Writing instructions a model can follow

Clarity beats cleverness. The model has no access to your intentions, only your words, so the single biggest lever in prompt engineering is removing ambiguity. Say exactly what you want, in what format, with what constraints, and what to do in the awkward cases. Vague asks ('summarise this') produce vague, unpredictable output; specific asks ('summarise this in three bullet points, each under fifteen words, for a non-technical reader') produce something you can actually rely on.

State the role and goal first, then the task — so the model reads its job before the details.
Prefer positive instructions ('respond in JSON with keys a, b') over negative ones ('do not ramble'); say what to do, not just what to avoid.
Separate instructions from data with clear delimiters (headings, triple quotes, XML-like tags) so the model never confuses one for the other.
Give it an out: tell it what to say when the answer is not in the provided material, so it declines instead of inventing.
Test on real, varied inputs and iterate; a prompt that nails one example often breaks on the second.

For tasks that need reasoning, a small structural change helps a lot: asking the model to work through its thinking before answering — chain-of-thought prompting — gives it room to compose intermediate steps, which markedly improves arithmetic, logic, and multi-step problems.
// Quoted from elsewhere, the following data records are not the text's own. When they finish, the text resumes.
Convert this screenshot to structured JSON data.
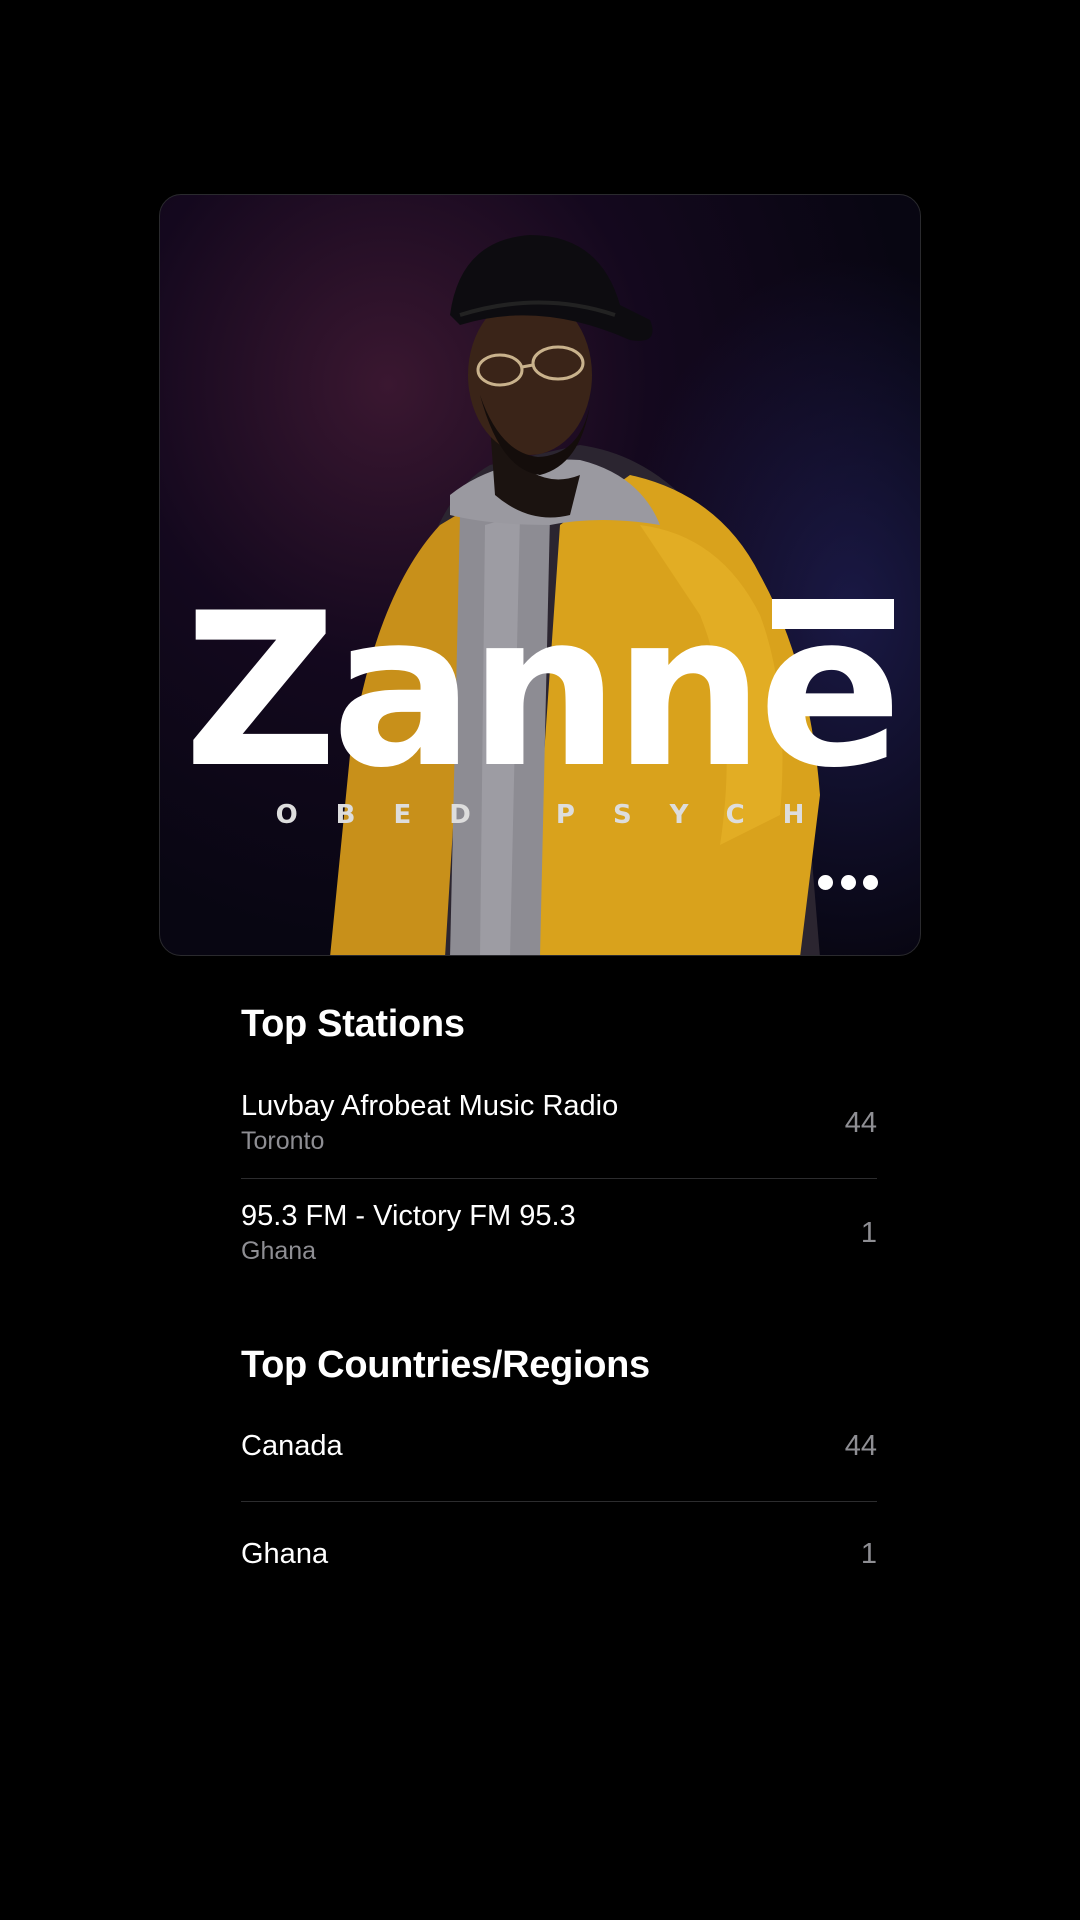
{
  "artwork": {
    "title": "Zanne",
    "subtitle": "OBED PSYCH",
    "more_icon": "ellipsis-icon"
  },
  "top_stations": {
    "title": "Top Stations",
    "items": [
      {
        "name": "Luvbay Afrobeat Music Radio",
        "location": "Toronto",
        "count": "44"
      },
      {
        "name": "95.3 FM - Victory FM 95.3",
        "location": "Ghana",
        "count": "1"
      }
    ]
  },
  "top_countries": {
    "title": "Top Countries/Regions",
    "items": [
      {
        "name": "Canada",
        "count": "44"
      },
      {
        "name": "Ghana",
        "count": "1"
      }
    ]
  },
  "colors": {
    "background": "#000000",
    "primary_text": "#ffffff",
    "secondary_text": "#8e8e93",
    "divider": "#2c2c2e",
    "jacket": "#d9a21c"
  }
}
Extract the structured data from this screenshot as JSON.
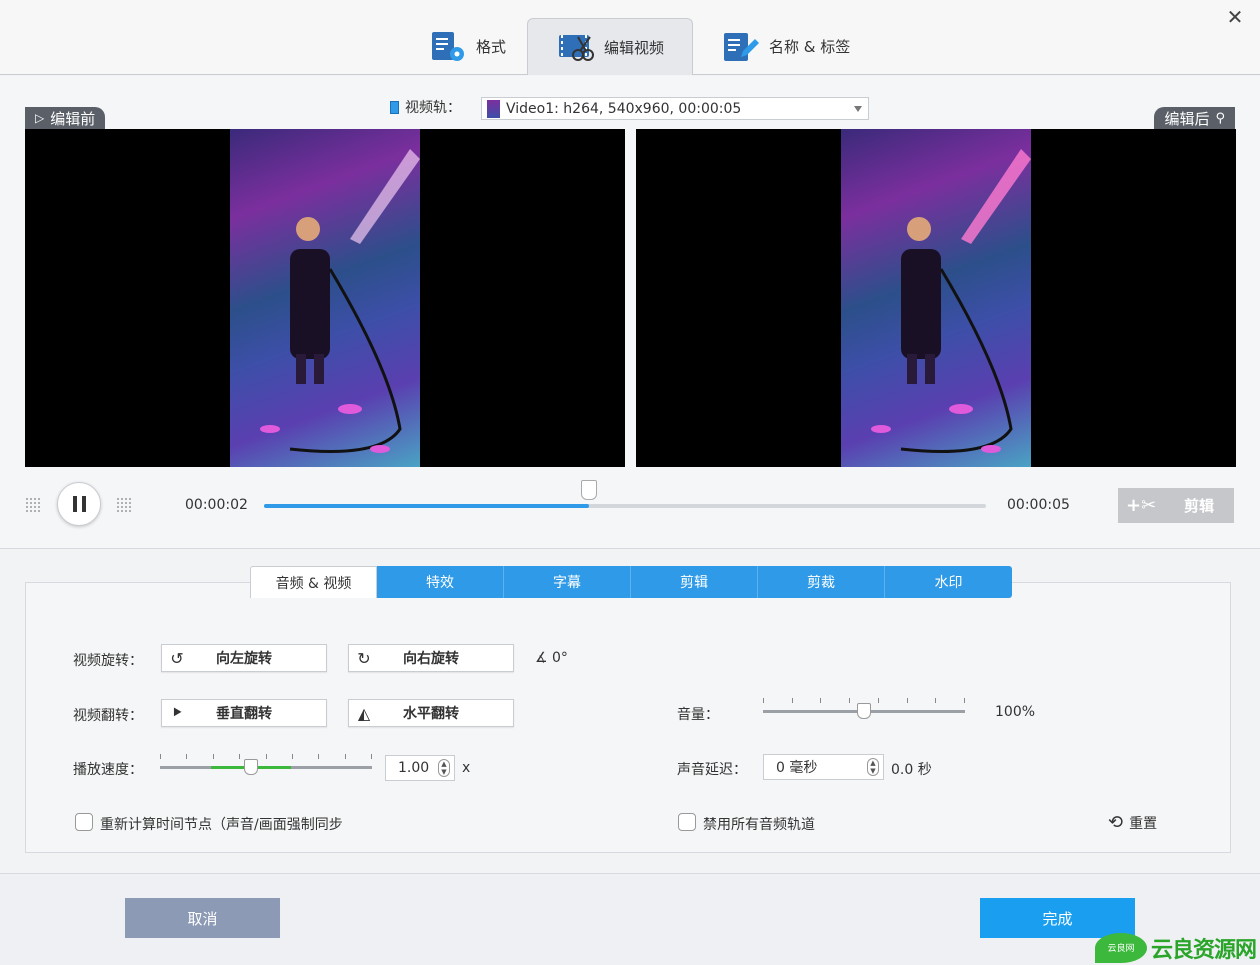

The honest caveat is that the written-out reasoning is a *generated narrative*, not a faithful trace of internal computation; it can be plausible and still wrong, so check the answer, not just the story. We will go deeper on reasoning techniques in the next guide.

Limits, decoding, and good habits

No prompt overcomes the model's two hard ceilings. The first is the context window: everything — system prompt, examples, your data, the running conversation — must fit in a fixed budget of tokens, and what falls outside it simply does not exist for the model. The second is hallucination: a model will produce fluent, confident text even when it has no grounding, because fluency is what it was trained to optimise. Prompting can reduce both (be concise, ask it to cite sources, tell it to say 'I don't know'), but it cannot abolish them — that is what retrieval and grounding, covered later in this rung, are for.

One more knob sits beside the prompt: decoding. Settings like temperature control how randomly the model samples its next token. Low temperature makes output focused and repeatable — what you want for classification or extraction; higher temperature makes it more varied — useful for brainstorming or creative drafts. It is not part of the prompt text, but it shapes results just as much, and a 'flaky' prompt is sometimes really just a temperature set too high for the job.

Finally, treat prompts the way you treat code. Version them, test them on a fixed set of inputs, and change one thing at a time so you can tell what actually helped. Prompting is a real skill with real leverage — but it is the first tool to reach for, not the last. When a task genuinely needs fresh facts, reach for retrieval; when it needs a behaviour the base model just will not learn from examples, that is the signal to consider fine-tuning, which later guides in this rung weigh against prompting honestly.